Sapelli – Il merito della “presidenta” sta nell’essere riuscita a sfruttare nel modo migliore le contraddizioni che si sono aperte in seno all’Argentina, attraverso il pilastro del verticalismo peronista. Innanzitutto con una politica di welfare dall’alto, basata su un’ampia tassazione delle commodities di esportazione e una redistribuzione delle risorse così ottenute alle classi più povere; poi ha controllato i governatori ed ha innalzato la bandiera dei diritti umani (le “abuelas de Plaza de Mayo” sono tra le più accanite sostenitrici di Cristina). Eppure questa politica, che ha spiazzato tutti, ha portato l’economia quasi all’orlo di una seconda crisi. L’inflazione è schizzata, le casse dello Stato si sono svuotate e i rapporti con il Fondo monetario internazionale continuano a essere tesi. E questo dimostra che la politica populista di Cristina è stata quanto mai rischiosa. Le politiche sociali sono state possibili grazie al boom dei prezzi delle commodities, soprattutto della soia e della carne.

FIRSTonline – A livello di politica economica, il protezionismo cui stiamo assistendo in Argentina è sostenibile nel lungo periodo?

Sapelli – A lungo termine non è sostenibile: basta una crisi del mercato delle commodities e il Governo dovrebbe inventarsi un altro modo per finanziare la sua enorme spesa pubblica. E, se si considera l’impossibilità di affacciarsi sulle borse internazionali, non sarebbe una soluzione del tutto immediata. Ma nel breve periodo può funzionare. Se l’Argentina, rassicurata dal simile comportamento adottato dal vicino Brasile, continuerà sulla linea del protezionismo, prevarrà l’idea portata avanti dal “Plan felix“: una neoindustrializzazione “hacia adentro“, anche con l’intervento dello Stato, la cosiddetta sostituzione dell’importazione per ricostruire l’industria nazionale. E se continuerà su questa strada, con un industria protetta, nell’isolamento del sistema finanziario mondiale e cercando di aumentare le esportazioni (per aumentate il gettito), sarà difficile che questa grande crescita potrà trasformarsi in sviluppo.

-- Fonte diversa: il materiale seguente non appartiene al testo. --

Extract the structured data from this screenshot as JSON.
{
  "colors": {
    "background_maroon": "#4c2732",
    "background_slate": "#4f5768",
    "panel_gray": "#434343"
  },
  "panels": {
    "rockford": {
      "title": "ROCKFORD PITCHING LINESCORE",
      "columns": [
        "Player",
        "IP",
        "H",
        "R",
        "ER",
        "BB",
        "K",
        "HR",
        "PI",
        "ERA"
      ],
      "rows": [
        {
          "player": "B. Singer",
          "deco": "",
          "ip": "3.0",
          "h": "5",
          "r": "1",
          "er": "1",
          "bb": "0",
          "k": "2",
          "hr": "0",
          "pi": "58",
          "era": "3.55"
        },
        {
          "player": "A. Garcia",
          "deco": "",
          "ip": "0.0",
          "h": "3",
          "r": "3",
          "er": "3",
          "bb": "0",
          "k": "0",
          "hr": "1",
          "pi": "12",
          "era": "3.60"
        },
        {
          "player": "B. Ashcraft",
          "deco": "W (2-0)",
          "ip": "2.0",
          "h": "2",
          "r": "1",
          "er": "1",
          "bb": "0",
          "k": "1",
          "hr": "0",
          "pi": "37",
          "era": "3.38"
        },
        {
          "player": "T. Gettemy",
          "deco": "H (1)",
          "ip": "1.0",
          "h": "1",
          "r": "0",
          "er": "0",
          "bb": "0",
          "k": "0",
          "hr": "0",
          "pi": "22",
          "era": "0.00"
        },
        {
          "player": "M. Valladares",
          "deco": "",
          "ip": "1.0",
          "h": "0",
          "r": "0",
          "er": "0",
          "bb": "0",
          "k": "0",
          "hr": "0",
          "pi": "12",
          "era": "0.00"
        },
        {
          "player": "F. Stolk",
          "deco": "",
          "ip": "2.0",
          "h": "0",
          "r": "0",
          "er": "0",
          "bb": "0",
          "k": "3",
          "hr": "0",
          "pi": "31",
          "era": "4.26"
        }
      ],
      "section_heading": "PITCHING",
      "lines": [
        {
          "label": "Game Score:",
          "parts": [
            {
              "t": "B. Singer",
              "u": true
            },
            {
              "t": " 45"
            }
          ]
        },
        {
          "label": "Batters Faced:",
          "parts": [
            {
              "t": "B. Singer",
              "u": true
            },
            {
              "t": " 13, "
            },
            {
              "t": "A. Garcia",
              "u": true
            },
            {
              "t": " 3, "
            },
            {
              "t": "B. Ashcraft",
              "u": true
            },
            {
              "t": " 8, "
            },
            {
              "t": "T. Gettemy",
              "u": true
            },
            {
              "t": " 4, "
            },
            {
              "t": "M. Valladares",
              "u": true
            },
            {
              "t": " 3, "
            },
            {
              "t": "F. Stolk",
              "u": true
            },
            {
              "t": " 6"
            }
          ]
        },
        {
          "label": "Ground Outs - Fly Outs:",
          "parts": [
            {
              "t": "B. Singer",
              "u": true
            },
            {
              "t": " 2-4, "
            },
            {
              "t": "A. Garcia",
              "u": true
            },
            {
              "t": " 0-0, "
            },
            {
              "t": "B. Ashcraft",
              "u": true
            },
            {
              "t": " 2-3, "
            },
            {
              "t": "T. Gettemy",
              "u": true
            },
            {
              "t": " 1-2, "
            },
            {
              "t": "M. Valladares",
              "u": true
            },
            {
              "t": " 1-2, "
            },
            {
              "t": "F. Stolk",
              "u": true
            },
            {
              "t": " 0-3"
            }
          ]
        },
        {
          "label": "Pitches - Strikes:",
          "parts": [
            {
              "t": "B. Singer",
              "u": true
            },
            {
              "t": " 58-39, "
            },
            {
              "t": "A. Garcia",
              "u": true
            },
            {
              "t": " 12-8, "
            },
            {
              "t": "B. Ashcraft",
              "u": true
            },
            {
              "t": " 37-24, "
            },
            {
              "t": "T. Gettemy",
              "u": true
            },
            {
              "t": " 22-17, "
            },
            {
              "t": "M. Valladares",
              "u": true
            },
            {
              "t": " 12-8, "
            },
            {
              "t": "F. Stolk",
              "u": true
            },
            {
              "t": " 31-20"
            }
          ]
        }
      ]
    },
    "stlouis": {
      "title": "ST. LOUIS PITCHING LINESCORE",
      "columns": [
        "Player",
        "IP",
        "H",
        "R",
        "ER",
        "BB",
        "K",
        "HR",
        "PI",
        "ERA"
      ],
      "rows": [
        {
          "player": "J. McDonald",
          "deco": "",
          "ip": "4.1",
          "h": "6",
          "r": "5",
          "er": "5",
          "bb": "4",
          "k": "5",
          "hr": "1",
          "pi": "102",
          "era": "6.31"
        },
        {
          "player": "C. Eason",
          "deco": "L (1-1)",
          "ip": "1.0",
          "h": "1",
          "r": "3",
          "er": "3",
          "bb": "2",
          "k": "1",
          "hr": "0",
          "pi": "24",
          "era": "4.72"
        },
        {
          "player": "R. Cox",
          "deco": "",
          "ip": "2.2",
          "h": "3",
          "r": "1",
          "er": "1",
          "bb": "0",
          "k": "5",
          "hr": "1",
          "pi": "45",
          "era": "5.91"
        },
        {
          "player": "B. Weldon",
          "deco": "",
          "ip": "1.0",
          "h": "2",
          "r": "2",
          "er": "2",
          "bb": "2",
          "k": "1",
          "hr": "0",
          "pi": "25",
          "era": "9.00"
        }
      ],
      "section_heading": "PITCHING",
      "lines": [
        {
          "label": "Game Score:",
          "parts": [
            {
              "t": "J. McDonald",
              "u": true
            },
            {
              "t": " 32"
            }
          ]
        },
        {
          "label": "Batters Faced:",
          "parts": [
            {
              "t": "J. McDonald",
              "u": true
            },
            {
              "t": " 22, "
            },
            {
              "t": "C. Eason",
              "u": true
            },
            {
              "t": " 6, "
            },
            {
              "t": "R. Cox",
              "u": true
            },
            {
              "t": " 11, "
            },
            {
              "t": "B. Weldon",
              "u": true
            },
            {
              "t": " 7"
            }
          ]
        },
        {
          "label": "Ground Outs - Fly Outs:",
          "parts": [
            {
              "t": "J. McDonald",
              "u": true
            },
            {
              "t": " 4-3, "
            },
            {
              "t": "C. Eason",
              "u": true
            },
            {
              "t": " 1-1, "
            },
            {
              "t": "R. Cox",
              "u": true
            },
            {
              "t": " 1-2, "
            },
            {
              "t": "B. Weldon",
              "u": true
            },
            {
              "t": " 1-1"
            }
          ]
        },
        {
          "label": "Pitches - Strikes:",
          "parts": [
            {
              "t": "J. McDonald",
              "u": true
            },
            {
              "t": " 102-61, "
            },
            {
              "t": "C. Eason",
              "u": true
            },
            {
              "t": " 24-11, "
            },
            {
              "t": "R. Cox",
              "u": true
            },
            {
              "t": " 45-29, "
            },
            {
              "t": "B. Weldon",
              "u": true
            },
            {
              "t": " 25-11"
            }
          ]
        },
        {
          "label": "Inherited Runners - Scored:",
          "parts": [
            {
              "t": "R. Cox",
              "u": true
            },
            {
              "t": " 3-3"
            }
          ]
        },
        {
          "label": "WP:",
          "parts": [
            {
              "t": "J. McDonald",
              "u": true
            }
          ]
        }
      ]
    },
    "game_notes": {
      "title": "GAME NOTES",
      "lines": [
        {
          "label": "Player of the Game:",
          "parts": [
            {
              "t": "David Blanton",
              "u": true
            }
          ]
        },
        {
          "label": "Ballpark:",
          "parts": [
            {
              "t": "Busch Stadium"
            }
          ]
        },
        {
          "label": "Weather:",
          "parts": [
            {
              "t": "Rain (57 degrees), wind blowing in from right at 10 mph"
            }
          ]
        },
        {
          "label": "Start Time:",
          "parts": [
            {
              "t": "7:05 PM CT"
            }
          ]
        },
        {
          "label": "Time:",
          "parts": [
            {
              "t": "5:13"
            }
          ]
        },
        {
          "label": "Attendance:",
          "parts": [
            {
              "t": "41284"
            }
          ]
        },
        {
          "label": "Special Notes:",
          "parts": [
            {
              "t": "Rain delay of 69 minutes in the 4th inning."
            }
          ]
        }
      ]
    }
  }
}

FIRSTonline – Il futuro ministro dell’Economia potrà cambiare le sorti della politica economica di Cristina?

Sapelli – Non credo. Cristina continuerà a mantenere il potere nelle sue mani. Il centralismo è un’altra delle caratteristiche del peronismo che ha caratterizzato l’Argentina negli ultimi decenni. Sarà più rilevante vedere chi nominerà ministro dell’Industria e dell’Agricoltura per capire la strada che seguirà la politica di neoindustrializzazione del Paese.

FIRSTonline – Professore, perché in Argentina non riesce a crearsi un’opposizione forte?

Sapelli – La domanda più giusta sarebbe: perché non si crea un’opposizione forte come un tempo? Dopo la dittatura militare (1976 – 1983 ) abbiamo visto nel Paese sudamericano un bipolarismo imperfetto. E sono più di 20 anni che il peronismo governa ininterrottamente. Eppure è un peronismo che ha cambiato faccia più volte: abbracciando le politiche liberiste di Menem fino al populismo (quasi in salsa democristiana diremmo noi) di Cristina Kirchner. Tuttavia è importante notare che è rinato un movimento socialista e ha preso ben il 13% dei voti. Il candidato Hermes Binner, pur avendo perso le elezioni per il governatore della regione di Santa Fé (superato dal candidato peronista), ha creato, sul modello “uruguayo“, un nuovo partito socialista, movimento che non aveva tanto successo dall’inizio del secolo. E’ interessante notare che l’elettorato di questo partito, oltre alla classe medio-intellettuale che non ha mai votato peronista, è composto anche contadini e operai che contestano l’elevata imposizione fiscale sulle commodities e reclamano la creazione di case popolari.